Die Schönheit dieser Fernwanderung liegt in ihrer Vielfalt. Kein Tag gleicht dem anderen: Mal führt der Weg über weite Hochebenen, dann wieder durch dichtes Waldgebiet, über Geröllfelder oder entlang schwindelerregender Felswände. Die Übernachtungen erfolgen in den zahlreichen Berghütten entlang der Route. Hier bekommt man nicht nur ein Bett und eine warme Mahlzeit, sondern auch wertvolle Tipps von den Hüttenwirten und die Gelegenheit, gleichgesinnte Wanderer aus aller Welt zu treffen.

Eine Besonderheit der Alta Via 1 ist die Durchquerung der Civetta-Gruppe mit ihren gewaltigen Nordwestwänden – die Einheimischen nennen sie ehrfurchtsvoll "Die Wand der Wände". Der Monte Civetta selbst erhebt sich auf 3.220 Meter und bildet damit einen der Höhepunkte der Route. Die Weitwanderung lässt sich gut in Etappen unterteilen, sodass auch weniger ausdauernde Wanderer Teilabschnitte in Angriff nehmen können.

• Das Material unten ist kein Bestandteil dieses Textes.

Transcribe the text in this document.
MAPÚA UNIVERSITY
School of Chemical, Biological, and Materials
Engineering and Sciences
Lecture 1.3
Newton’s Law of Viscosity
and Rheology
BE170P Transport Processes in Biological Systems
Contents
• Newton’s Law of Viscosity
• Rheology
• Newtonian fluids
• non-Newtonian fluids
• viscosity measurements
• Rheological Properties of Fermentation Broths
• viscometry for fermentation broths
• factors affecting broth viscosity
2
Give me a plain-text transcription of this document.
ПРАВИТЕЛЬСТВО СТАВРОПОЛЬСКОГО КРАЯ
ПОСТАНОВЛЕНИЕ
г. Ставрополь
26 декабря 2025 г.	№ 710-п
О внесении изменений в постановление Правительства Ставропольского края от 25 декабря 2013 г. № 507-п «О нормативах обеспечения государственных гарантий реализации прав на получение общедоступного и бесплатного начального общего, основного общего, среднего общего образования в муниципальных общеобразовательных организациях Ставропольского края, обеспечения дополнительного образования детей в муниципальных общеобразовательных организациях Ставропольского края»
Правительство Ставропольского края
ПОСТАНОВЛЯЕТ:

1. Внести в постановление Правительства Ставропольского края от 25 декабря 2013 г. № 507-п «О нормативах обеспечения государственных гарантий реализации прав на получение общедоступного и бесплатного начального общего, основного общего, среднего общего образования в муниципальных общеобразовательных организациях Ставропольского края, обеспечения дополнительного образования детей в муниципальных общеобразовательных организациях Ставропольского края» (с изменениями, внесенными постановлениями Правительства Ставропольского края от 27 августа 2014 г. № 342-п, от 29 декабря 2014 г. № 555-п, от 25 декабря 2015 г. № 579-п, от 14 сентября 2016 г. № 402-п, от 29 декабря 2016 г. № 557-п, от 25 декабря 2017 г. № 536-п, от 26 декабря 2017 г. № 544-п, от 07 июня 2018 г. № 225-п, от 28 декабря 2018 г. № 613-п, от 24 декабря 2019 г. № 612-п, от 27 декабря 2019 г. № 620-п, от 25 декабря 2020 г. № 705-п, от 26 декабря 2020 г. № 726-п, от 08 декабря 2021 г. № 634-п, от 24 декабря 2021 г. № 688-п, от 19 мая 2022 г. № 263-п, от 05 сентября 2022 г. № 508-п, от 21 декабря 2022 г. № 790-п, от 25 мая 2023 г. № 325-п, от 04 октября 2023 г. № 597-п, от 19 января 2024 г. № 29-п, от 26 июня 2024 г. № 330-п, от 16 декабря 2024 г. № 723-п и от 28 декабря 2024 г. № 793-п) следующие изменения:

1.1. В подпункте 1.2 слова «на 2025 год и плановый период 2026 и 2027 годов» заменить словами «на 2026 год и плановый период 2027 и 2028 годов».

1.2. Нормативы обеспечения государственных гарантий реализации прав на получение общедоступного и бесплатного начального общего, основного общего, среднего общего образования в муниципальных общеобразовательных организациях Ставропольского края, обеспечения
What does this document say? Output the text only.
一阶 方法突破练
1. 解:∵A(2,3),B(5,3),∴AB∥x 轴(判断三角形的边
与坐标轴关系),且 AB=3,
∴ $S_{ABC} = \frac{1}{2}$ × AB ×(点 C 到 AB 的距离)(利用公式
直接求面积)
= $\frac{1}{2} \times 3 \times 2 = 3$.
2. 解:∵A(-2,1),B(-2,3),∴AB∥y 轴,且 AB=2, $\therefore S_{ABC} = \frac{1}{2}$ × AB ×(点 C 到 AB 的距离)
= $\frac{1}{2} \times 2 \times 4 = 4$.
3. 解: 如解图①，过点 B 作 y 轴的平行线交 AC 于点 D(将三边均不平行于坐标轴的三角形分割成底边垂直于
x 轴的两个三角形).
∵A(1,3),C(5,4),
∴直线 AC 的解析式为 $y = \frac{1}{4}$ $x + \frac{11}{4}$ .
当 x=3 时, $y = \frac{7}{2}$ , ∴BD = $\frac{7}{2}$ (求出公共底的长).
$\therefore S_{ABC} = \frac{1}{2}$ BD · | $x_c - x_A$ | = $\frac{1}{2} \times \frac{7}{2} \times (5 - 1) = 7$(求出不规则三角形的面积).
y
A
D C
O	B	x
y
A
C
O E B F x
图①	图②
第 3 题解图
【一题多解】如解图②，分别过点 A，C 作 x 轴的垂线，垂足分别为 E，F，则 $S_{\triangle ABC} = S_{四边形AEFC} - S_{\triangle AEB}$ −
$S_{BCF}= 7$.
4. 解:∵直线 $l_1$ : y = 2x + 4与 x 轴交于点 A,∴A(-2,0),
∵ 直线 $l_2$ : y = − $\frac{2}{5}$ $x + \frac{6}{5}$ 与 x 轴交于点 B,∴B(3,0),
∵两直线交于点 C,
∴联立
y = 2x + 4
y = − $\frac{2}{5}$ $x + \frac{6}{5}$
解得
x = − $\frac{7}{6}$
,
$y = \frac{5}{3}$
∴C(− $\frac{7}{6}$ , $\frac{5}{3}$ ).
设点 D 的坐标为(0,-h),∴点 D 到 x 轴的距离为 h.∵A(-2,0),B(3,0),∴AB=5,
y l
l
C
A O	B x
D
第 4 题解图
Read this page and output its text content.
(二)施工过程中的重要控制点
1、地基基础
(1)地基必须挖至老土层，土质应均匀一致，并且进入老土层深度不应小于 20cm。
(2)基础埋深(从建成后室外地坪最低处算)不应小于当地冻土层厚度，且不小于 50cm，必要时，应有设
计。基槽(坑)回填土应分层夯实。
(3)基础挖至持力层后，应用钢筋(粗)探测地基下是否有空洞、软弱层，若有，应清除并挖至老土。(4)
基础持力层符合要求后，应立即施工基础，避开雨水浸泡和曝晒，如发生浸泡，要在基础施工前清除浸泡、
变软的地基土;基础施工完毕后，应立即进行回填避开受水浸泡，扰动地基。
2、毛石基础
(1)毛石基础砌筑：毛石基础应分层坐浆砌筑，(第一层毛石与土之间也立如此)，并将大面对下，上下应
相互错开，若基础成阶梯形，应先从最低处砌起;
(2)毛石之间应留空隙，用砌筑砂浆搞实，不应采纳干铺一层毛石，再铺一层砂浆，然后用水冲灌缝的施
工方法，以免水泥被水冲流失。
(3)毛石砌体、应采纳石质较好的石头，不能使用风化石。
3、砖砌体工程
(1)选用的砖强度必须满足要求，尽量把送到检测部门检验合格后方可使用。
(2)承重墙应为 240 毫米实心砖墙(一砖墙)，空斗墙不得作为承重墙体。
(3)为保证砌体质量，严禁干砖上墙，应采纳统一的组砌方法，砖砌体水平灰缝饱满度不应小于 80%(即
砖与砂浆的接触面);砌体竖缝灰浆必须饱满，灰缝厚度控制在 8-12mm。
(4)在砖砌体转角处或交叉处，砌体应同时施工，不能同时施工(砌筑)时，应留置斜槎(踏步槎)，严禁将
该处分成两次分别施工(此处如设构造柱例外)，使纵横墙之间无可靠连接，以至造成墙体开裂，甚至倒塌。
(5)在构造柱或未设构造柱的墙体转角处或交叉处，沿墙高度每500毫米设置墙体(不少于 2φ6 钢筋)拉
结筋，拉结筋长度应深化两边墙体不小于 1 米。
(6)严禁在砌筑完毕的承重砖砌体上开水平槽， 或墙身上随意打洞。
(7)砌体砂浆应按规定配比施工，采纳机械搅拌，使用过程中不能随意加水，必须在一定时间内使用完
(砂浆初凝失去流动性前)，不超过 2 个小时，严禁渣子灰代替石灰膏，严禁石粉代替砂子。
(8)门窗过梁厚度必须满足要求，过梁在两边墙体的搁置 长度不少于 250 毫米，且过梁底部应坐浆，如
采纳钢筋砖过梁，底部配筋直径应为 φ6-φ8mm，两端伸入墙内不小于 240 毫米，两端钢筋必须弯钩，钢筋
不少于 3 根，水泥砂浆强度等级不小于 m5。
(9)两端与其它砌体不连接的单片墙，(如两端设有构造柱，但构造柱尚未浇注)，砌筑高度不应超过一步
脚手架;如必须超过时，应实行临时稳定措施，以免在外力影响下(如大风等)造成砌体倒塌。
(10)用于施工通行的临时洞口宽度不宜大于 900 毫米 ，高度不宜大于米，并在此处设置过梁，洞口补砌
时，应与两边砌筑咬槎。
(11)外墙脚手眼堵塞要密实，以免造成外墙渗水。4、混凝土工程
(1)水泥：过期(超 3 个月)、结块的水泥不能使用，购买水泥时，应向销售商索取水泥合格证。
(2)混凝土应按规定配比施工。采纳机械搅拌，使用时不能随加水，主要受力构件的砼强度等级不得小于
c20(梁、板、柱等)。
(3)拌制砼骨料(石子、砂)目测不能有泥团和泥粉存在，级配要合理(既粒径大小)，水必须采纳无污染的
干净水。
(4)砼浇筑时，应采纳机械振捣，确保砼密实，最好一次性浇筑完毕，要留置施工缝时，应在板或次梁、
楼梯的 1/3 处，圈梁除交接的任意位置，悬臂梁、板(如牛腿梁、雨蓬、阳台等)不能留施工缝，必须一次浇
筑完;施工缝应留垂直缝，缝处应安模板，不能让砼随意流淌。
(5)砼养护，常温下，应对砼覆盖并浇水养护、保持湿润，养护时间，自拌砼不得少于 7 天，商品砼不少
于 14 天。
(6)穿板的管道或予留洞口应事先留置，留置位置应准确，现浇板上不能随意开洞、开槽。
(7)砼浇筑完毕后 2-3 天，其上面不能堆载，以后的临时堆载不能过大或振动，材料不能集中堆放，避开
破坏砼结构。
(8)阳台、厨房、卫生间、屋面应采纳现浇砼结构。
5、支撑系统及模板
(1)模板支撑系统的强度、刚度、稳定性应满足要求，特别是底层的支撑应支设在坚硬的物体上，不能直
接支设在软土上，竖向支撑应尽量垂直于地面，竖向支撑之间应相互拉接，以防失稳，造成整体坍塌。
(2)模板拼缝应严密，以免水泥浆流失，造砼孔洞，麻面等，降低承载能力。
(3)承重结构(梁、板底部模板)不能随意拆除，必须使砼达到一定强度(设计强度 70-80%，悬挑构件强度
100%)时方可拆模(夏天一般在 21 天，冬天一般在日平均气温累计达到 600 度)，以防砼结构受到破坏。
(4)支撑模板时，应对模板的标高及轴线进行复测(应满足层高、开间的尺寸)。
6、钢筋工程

Voraussetzung für eine erfolgreiche Begehung des Höhenwegs ist eine gründliche Planung. Anders als etwa auf dem Jakobsweg kann man hier nicht einfach drauflos wandern und am Abend spontan eine Unterkunft suchen. Die Hütten liegen oft weit auseinander, und Alternativen gibt es kaum. Eine detaillierte Routenplanung und rechtzeitige Reservierungen sind daher unerlässlich. Auch die richtige Ausrüstung spielt eine zentrale Rolle – du solltest auf jeden Fall Wanderstöcke dabei haben sowie festes Schuhwerk mit guter Profilsohle.